Congress Considers Extending Unemployment Benefits — Again
Article audio sponsored by The John Birch Society

One ironclad rule of government programs is “if you subsidize something, you will get more of it.” Thus, paying poor, unmarried women to have children increases the number of children in single-parent families, and paying farmers to grow corn increases the amount of corn cultivated.

Congress, however, never seems to learn this lesson; and so, with unemployment on the increase, both political parties are proposing to subsidize unemployment for an even longer period of time, according to ABC News. The end result is predictable: more, and longer-lasting, unemployment than otherwise would be the case.

Unemployment insurance — not insurance in the traditional sense but a tax-and-spend government program — until 2008 had only lasted 26 weeks. (It didn’t exist at all until Wisconsin created the first such program in 1932 and the federal government forced it on all the states in 1935.) Since then Congress has extended it multiple times, to the point that in some states a person can receive benefits for 99 weeks or longer. Now Congress is considering increasing it to nearly 2.5 years.

ABC News quotes Senate Minority Leader Mitch McConnell, speaking on the Senate floor June 29: “Both sides have offered ways to address the programs in this bill that we agree should be extended. The only difference is that Democrats are demanding that we add the cost to an already unsustainable $13 trillion national debt.”

The Democrats want to spend $33 billion on unconstitutional wealth transfers without regard to the deficit, while the Republicans want to spend $33 billion on unconstitutional wealth transfers while ensuring that it doesn’t increase the deficit. Some difference.

Politicians aren’t the only problem. One might expect conservative think tanks to provide a rationale for cutting, and ultimately eliminating, big-government programs. Yet James Sherk, a senior policy analyst at the Heritage Foundation, told ABC News that while 99 weeks is too long, Congress should not repeal the current extensions but should “cap emergency unemployment benefits at 60 weeks” — still far longer than the traditional 26 weeks.

It is left, therefore, to upstart candidates on the campaign trail to make the case against extending unemployment benefits or even against having government-run unemployment insurance at all.

Nevada Republican Sharron Angle, running for the U.S. Senate, “told journalist Jon Ralston in a local TV interview Tuesday [June 29] that unemployment benefits discouraged people from looking for work,” according to ABC News, which quoted her as saying, “The truth about it is that they keep extending these unemployment benefits to the point where people are afraid to go out and get a job because the job doesn’t pay as much as the unemployment benefit does.”
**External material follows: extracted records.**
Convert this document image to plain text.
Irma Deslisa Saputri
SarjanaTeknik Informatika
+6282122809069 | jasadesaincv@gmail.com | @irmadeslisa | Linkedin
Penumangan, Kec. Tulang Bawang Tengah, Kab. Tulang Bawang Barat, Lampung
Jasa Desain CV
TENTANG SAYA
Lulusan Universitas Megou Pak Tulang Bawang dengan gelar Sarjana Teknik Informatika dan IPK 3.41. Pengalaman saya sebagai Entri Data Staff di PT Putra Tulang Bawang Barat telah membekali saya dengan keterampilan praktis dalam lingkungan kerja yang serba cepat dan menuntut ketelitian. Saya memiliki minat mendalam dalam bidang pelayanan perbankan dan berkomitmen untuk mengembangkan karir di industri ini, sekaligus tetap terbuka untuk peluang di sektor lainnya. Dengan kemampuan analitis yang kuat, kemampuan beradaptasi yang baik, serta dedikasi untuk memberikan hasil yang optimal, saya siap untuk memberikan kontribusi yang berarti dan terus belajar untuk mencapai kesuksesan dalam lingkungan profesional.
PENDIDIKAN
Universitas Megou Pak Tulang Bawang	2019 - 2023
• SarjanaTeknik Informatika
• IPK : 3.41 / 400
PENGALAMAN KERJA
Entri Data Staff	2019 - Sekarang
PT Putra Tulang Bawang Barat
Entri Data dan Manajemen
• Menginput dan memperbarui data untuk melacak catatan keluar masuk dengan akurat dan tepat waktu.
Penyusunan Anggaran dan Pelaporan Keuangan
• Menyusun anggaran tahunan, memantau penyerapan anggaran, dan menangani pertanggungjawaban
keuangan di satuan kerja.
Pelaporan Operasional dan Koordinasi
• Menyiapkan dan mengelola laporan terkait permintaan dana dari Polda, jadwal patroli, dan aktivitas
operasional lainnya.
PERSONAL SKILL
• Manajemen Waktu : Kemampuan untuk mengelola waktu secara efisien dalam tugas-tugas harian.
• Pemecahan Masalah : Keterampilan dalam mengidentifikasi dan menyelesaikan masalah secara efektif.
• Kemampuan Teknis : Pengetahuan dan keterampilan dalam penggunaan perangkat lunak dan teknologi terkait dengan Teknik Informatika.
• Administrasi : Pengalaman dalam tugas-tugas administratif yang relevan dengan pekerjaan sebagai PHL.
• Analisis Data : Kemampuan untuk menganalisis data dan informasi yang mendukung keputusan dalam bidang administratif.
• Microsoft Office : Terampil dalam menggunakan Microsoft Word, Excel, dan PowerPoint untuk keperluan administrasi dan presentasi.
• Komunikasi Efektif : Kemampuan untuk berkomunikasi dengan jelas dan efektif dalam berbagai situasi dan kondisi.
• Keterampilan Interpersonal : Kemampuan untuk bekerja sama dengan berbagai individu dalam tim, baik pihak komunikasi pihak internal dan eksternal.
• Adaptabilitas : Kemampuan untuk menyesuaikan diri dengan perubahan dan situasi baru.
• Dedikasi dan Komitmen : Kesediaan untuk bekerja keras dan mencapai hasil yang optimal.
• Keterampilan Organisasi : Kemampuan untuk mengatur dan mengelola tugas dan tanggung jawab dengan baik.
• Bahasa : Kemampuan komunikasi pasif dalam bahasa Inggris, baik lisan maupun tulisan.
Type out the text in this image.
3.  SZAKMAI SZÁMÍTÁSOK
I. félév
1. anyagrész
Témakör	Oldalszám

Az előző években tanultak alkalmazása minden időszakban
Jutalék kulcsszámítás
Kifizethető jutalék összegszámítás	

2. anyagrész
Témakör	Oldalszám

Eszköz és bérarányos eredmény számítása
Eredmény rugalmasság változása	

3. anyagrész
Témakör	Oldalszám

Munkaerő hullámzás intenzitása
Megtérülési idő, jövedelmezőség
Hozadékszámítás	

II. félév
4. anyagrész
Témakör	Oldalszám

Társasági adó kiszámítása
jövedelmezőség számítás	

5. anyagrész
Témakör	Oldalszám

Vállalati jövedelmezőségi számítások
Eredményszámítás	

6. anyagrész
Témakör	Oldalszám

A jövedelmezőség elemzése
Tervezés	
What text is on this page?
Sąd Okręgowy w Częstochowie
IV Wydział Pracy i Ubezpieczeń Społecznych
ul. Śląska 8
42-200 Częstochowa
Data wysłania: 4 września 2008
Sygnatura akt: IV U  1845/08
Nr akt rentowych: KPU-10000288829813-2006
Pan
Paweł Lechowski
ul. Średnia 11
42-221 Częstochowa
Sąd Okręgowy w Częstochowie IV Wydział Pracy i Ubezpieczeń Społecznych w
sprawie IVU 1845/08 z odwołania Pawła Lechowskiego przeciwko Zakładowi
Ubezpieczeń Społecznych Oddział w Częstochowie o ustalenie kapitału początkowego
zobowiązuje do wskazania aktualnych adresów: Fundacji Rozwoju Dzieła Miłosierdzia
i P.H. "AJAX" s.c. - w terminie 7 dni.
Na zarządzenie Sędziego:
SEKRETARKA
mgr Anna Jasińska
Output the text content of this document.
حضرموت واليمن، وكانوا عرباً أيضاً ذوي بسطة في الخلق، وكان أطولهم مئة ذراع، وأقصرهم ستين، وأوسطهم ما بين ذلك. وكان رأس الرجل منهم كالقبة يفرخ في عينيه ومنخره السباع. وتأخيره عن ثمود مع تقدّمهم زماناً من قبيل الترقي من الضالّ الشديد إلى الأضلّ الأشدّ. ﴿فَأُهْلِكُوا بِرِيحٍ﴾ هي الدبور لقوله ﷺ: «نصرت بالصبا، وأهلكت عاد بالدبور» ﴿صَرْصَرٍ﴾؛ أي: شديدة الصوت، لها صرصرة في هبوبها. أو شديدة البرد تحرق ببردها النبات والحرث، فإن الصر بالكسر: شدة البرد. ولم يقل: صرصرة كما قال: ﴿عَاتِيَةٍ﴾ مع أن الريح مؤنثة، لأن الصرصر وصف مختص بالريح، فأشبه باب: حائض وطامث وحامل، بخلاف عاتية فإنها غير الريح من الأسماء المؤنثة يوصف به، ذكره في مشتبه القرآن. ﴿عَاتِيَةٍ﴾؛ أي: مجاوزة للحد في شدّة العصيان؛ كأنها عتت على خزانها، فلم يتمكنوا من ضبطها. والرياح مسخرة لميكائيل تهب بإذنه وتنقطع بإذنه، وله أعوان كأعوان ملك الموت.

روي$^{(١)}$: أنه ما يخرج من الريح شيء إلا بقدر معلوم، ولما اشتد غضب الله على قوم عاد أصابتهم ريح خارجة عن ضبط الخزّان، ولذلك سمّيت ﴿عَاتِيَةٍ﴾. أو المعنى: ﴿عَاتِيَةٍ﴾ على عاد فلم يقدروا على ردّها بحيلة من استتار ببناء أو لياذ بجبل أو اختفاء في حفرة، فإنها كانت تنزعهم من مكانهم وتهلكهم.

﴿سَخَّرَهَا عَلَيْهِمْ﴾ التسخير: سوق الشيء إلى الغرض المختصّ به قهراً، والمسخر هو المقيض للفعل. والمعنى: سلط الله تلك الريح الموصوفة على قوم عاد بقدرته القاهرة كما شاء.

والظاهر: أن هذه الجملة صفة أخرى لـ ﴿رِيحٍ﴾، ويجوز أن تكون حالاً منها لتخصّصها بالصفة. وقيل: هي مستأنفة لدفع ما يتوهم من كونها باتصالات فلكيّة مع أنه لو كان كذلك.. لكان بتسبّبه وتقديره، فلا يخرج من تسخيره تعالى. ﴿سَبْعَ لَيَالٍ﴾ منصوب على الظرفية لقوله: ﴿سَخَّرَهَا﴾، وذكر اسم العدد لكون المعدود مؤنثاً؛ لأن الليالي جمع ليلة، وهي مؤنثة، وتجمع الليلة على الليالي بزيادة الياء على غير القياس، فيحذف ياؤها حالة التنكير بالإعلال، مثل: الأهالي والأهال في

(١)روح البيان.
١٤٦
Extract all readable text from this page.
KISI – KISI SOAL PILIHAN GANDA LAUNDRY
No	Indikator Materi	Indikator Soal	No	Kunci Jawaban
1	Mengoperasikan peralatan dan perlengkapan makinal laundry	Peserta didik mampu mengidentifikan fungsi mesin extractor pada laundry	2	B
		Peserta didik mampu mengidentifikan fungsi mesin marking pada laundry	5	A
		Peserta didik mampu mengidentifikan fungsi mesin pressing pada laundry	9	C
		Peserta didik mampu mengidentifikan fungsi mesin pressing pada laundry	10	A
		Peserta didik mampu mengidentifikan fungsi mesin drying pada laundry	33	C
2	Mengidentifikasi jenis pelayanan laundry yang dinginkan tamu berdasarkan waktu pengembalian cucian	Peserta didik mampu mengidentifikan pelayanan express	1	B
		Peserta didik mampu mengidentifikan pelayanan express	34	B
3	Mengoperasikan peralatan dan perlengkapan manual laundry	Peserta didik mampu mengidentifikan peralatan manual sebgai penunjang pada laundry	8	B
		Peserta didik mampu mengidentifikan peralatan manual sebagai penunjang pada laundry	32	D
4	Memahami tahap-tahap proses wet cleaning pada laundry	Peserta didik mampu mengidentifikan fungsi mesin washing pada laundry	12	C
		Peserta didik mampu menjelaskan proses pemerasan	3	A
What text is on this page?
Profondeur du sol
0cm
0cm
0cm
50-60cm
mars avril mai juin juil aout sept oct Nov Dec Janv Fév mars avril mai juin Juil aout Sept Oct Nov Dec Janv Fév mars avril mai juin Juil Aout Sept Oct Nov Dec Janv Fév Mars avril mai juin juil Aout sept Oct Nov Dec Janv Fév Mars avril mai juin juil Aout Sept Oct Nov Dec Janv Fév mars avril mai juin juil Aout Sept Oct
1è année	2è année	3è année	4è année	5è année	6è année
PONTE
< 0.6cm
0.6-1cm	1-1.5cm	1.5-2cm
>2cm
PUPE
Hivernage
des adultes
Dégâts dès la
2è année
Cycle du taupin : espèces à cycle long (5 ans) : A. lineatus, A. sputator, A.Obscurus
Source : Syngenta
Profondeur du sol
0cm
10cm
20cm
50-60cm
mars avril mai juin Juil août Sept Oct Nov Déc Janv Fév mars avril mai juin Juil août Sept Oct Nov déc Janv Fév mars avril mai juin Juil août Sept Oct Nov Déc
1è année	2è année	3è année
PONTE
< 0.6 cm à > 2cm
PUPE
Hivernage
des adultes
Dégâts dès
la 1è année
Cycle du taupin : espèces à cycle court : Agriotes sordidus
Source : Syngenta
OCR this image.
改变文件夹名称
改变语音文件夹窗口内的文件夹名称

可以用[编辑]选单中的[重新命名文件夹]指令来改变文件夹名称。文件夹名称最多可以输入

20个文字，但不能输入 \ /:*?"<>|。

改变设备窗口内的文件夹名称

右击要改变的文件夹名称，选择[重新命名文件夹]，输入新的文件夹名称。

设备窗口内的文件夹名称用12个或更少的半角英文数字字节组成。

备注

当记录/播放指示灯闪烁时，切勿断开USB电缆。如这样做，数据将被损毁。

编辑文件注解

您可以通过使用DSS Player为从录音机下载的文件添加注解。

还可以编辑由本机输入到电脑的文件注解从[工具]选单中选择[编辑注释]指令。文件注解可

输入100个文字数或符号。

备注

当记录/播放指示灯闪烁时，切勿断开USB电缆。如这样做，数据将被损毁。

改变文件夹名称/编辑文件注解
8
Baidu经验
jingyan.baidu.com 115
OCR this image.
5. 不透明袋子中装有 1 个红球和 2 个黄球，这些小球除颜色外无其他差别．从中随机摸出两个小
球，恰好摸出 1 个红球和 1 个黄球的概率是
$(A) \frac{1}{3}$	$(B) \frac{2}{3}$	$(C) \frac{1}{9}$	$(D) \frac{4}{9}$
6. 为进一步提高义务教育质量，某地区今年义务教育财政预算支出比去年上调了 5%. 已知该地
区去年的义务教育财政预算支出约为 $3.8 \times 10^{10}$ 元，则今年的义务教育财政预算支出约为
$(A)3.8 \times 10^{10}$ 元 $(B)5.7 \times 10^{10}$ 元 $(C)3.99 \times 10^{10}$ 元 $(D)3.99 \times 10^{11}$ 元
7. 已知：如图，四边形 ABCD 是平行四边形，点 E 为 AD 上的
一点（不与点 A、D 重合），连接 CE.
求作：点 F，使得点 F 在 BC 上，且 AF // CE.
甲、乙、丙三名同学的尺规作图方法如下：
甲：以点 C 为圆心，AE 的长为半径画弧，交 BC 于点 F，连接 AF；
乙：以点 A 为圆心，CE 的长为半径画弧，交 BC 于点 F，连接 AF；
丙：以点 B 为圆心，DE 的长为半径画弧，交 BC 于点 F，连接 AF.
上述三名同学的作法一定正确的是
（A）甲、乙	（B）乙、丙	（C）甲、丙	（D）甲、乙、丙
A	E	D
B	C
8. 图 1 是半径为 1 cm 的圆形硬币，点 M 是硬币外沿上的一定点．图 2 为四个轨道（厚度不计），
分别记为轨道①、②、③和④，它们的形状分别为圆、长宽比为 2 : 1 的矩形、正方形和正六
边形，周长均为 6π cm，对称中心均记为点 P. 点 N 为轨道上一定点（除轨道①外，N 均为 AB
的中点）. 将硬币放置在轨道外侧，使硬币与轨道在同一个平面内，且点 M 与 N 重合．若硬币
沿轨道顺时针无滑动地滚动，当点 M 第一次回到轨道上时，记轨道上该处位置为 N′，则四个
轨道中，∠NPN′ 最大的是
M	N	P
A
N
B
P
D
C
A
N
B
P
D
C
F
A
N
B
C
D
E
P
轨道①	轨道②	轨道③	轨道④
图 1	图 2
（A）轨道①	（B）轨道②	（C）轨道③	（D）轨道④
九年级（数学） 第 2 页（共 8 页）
In Kentucky, Republican Senate candidate Rand Paul told a radio interviewer, “As bad as it sounds, ultimately, we do have to sometimes accept a wage that’s less than we had at our previous job in order to get back to work and allow the economy to get started again. Nobody likes that, but it may be one of the tough love things that has to happen.”

Unemployment insurance, like every other government program, is wasteful, inefficient, and ineffective. By paying people who are out of work, even at wages far below what they previously were earning, it encourages them to delay looking for work or to hold out for better-paying jobs, in turn increasing the tax burden on the employed to keep paying benefits to the unemployed. In other words, like every other government wealth-transfer program, it punishes the productive and rewards the unproductive.

One of the quickest ways to put people back to work is to stop paying them not to work. Eliminating, not extending, unemployment insurance would simultaneously provide a strong incentive for the unemployed to look for work and reduce the tax burden on employers, allowing them to hire more workers.

In the absence of government unemployment insurance, the free market could easily fill the void, as columnist Laurence Vance suggested, “in the form of private insurance, an employer/employee severance-pay agreement, or an earmarked savings account.”

Furthermore, as Vance pointed out, government unemployment insurance is a rotten deal: “The unemployment benefits that an unemployed worker receives are never enough to replace the wages lost. Would someone insure his home for less than half its value?” Private unemployment insurance would likely offer benefits more closely approximating the beneficiary’s lost wages or would offer a range of wage-replacement levels with corresponding premiums (i.e., the higher the premium, the greater the percentage of wages replaced). In any event, it would be tailored to the needs of the individual purchasing it as opposed to the one-size-fits-all approach of government unemployment insurance.

Here’s to unemployment, with no benefits, to every politician who votes to extend unemployment benefits yet again — and to that politician’s replacement by someone like Angle or Paul instead of another member of the two-headed Big Government Party.